Ben Bernanke,M3 Collapsing and What It Means

John Williams of Shadow Stats puts out some solid data.

His latest subscriber based newsletter shows a huge plunge in inflation adjusted M3 (Yes, the Fed stopped tracking it but he hasn't). His compilation for real M3 is that it has declined by 5.2% from Jan '09 to Jan '10.

His conclusion:
This particular signal on looming economic activity rarely is seen, but once it is generated, it is solid. The weaker economy ahead will be particularly disruptive to a system that assumes positive economic growth will be seen in all of 2010.
Williams also comments on my favorite indicator M2:

Year-to-year change in M2 is estimated at a 1.9% gain in January — a contraction after inflation adjustment — following a 3.4% annual gain in December. Month-to-month, January M2 dropped about 0.8%, following a 0.2% gain in December...With slowing growth in M2 (the broadest money measure published by the Fed) and continued credit contraction, the Fed has to know that conditions are not healthy or appropriate for economic expansion. These conditions also are suggestive of ongoing difficulties in the U.S. banking system. Continuing to act as though such were the case, the Fed pushed the St. Louis Fed’s Adjusted Monetary Base measure to $2.059 trillion in the two weeks ended January 27th — its second highest level ever — 1.0% shy of the December 2, 2009 period peak and up at an annualized 56.1% rate of growth since the near-term trough in the August 12, 2009 period. The monetary base is currency in circulation plus bank reserves. At present, banks are leaving extreme levels of excess reserves on deposit with the Fed, instead of lending those funds into the normal stream of commerce.

Judging by comments made by Bernanke and Kansas City Fed President Thomas Hoenig, I wonder if they understand how tight things are. They continue to talk as though low interest rates are Fed easing, which I have emphasised is not the case. Clearly, Williams agrees with my thinking that it is money supply that has to be watched. Hoenig appears to really believe the Fed is easing because of low rates, with Bernanke you can't really tell. I tell you, I wouldn't want to play poker against him.

The possibilities are that Bernanke:

1. Also believes that low interest rates are easing

2. He doesn't really believe such when he states it and knows he is about to crash the economy again as part of some secret agenda of the elite.

3. He is a secret Austrian and wants to maintain as close to a stable money supply as he can to ultimately squeeze the distortions of previous money inflations out of the system.

Number 3 is a possibility though not a very strong one. My bet is that with Bernanke we are dealing with possibility 1 or 2.
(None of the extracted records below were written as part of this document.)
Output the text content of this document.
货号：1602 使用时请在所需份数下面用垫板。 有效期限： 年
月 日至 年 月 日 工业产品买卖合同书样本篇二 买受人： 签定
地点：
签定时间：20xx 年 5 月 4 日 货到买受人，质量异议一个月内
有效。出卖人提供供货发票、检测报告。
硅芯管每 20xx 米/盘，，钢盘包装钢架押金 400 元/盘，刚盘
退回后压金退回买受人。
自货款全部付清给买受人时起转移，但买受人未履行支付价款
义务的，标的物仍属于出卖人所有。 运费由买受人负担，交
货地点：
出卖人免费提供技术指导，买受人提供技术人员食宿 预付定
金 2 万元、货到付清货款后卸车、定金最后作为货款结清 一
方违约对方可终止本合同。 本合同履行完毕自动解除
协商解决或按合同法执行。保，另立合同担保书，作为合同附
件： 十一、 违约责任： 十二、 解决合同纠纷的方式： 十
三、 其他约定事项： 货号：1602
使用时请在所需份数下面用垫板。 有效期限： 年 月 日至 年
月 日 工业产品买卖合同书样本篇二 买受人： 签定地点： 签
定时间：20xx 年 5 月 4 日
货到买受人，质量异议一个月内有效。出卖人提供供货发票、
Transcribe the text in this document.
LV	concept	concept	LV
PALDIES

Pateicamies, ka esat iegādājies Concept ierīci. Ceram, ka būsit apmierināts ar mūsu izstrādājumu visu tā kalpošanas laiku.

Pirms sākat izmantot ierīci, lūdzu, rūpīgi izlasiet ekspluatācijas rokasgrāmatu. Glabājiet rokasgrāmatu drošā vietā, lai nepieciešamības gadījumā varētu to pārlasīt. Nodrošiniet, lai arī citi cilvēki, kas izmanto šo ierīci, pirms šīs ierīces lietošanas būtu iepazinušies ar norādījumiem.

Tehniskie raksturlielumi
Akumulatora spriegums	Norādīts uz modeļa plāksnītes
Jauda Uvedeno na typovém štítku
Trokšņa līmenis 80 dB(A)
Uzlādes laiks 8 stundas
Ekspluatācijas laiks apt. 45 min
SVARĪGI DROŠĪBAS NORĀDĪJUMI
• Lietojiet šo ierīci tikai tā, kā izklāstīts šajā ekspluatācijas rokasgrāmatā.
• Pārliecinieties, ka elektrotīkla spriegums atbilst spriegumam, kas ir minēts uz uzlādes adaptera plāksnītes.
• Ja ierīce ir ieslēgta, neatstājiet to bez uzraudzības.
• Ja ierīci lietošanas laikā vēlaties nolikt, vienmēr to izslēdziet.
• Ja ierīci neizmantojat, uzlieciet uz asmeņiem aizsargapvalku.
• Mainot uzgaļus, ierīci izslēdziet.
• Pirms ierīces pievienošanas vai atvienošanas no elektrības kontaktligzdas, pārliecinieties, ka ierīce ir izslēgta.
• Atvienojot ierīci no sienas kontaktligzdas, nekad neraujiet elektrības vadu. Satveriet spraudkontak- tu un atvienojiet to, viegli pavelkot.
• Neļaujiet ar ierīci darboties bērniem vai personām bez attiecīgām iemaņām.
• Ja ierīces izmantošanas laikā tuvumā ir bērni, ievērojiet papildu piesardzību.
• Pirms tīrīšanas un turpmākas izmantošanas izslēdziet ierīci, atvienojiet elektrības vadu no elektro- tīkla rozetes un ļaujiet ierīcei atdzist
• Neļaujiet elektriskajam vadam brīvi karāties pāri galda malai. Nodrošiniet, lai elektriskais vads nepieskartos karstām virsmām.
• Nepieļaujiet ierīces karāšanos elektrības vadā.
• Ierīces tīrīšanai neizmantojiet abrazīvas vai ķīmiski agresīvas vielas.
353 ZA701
Fortunately, as investors we don't have to guess what is in his mind. We just have to see the results of his action, which at this point is very slow money supply growth. This of course means much trouble ahead for the economy.


  1. "Year-to-year change in M2 is estimated at a 1.9% gain in January — a contraction after inflation adjustment"

    Isn't M2 growth one measure of inflation? Also, the number here seems like 3.8% (seasonally adjusted) though falling from December's levels.

  2. I really enjoy your blog, Robert. However, I got a good chuckle at your suggestion that "Helicopter" Ben might be a closet-Austrian.

    I'm firmly a believer in option #2: that Bernanke's rhetoric is part of his "marching orders" from Wall Street - and he doesn't believe a word of his own BS (like Greenspan before him).

    When he was continuing his "Goldilocks economy" mantra right up to the day of the housing-crash, he obviously couldn't have believed that.

    When he followed that up with his "soft landing" propaganda campaign, he obviously couldn't have believed that either.

  3. Covert in Vienna: An Autobiography, by Ben S. Bernanke, PhD.

    Now THERE'S a book that will never see a publishing date!